Faber Drive

Bursting out of Mission, British Columbia in 2004, Canadian pop punk quartet Faber Drive first got their big break as signees of Nickelback member Chad Kroeger’s label, 604 Records. Borrowing their stage name from their frontman, Dave Faber, the group were initially known by the mononym Faber, under which they released a self-titled debut EP in 2005 before modifying their moniker for legal reasons.

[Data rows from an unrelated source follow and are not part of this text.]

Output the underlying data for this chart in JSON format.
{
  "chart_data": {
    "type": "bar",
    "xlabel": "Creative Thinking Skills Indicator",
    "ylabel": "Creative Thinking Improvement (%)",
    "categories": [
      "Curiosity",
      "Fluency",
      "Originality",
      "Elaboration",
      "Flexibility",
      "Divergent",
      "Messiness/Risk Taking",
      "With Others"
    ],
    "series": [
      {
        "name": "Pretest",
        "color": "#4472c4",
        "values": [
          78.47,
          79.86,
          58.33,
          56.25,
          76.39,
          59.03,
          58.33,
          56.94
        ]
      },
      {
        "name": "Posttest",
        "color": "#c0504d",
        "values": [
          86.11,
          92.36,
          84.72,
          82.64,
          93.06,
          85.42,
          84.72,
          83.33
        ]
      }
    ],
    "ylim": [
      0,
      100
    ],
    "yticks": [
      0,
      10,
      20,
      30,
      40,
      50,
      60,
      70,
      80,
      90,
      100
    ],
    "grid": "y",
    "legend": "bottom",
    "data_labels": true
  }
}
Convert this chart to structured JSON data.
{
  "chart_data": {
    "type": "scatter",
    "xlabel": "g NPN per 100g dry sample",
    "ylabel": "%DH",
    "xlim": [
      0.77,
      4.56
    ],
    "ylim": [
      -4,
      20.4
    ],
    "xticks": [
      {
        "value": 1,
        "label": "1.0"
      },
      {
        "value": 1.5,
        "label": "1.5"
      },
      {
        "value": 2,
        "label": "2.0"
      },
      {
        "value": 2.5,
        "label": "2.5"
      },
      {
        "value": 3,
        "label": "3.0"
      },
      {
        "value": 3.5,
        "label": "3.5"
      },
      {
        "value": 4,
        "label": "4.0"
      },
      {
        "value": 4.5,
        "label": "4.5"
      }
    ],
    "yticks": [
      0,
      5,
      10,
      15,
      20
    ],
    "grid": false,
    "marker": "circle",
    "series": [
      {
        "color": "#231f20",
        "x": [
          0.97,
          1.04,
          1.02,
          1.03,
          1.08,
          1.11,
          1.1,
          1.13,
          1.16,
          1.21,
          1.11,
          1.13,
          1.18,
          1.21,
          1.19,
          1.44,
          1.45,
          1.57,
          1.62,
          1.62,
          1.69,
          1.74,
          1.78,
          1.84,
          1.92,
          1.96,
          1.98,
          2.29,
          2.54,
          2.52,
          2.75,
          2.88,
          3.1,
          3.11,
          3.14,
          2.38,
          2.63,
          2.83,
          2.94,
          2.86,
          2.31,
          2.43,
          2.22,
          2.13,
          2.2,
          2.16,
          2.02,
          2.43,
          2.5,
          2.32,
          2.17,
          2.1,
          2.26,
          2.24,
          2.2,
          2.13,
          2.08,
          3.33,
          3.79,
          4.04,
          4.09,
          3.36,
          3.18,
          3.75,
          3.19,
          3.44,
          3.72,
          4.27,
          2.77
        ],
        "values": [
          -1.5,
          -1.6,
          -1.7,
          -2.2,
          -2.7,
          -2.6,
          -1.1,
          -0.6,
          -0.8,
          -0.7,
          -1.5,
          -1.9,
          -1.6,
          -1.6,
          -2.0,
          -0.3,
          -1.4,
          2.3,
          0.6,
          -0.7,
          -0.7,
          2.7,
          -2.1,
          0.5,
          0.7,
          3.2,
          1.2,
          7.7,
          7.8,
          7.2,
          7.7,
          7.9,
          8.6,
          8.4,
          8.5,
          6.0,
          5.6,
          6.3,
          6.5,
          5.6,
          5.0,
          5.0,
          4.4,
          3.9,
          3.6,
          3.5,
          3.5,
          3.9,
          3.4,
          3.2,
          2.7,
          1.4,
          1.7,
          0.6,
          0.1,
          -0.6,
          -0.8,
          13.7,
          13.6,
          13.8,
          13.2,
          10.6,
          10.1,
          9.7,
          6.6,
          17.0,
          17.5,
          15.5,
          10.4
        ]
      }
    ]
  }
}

Their first album, Seven Second Surgery, landed in 2007. It spawned three national chart hits including “Tongue Tied” and “When I’m With You”, both of which reached the Canadian top 20, and led the band to receive a nomination for a coveted Juno Award for Best New Group of the Year 2008. Following various changes to the four-piece’s lineup, they returned in 2009 with a second LP entitled Can’t Keep a Secret, which yielded two platinum-certified singles in Canada in the form of “G-Get Up and Dance” and “Give Him Up” and another minor success in “You and I Tonight”. By the time that the group’s third album, Lost in Paradise, arrived in 2012, they faced dwindling chart prospects, with none of the album’s four singles reaching the Canadian top 40. After parting ways with 604, they began to independently release new singles through a new label of their own, Tongue Tied Records. These have included multiple collaborations with Dave’s son, rapper/producer Isaiah “Powfu” Faber, who scored an international smash of his own in 2020 with the beabadoobee-sampling “death bed (coffee for your head)”.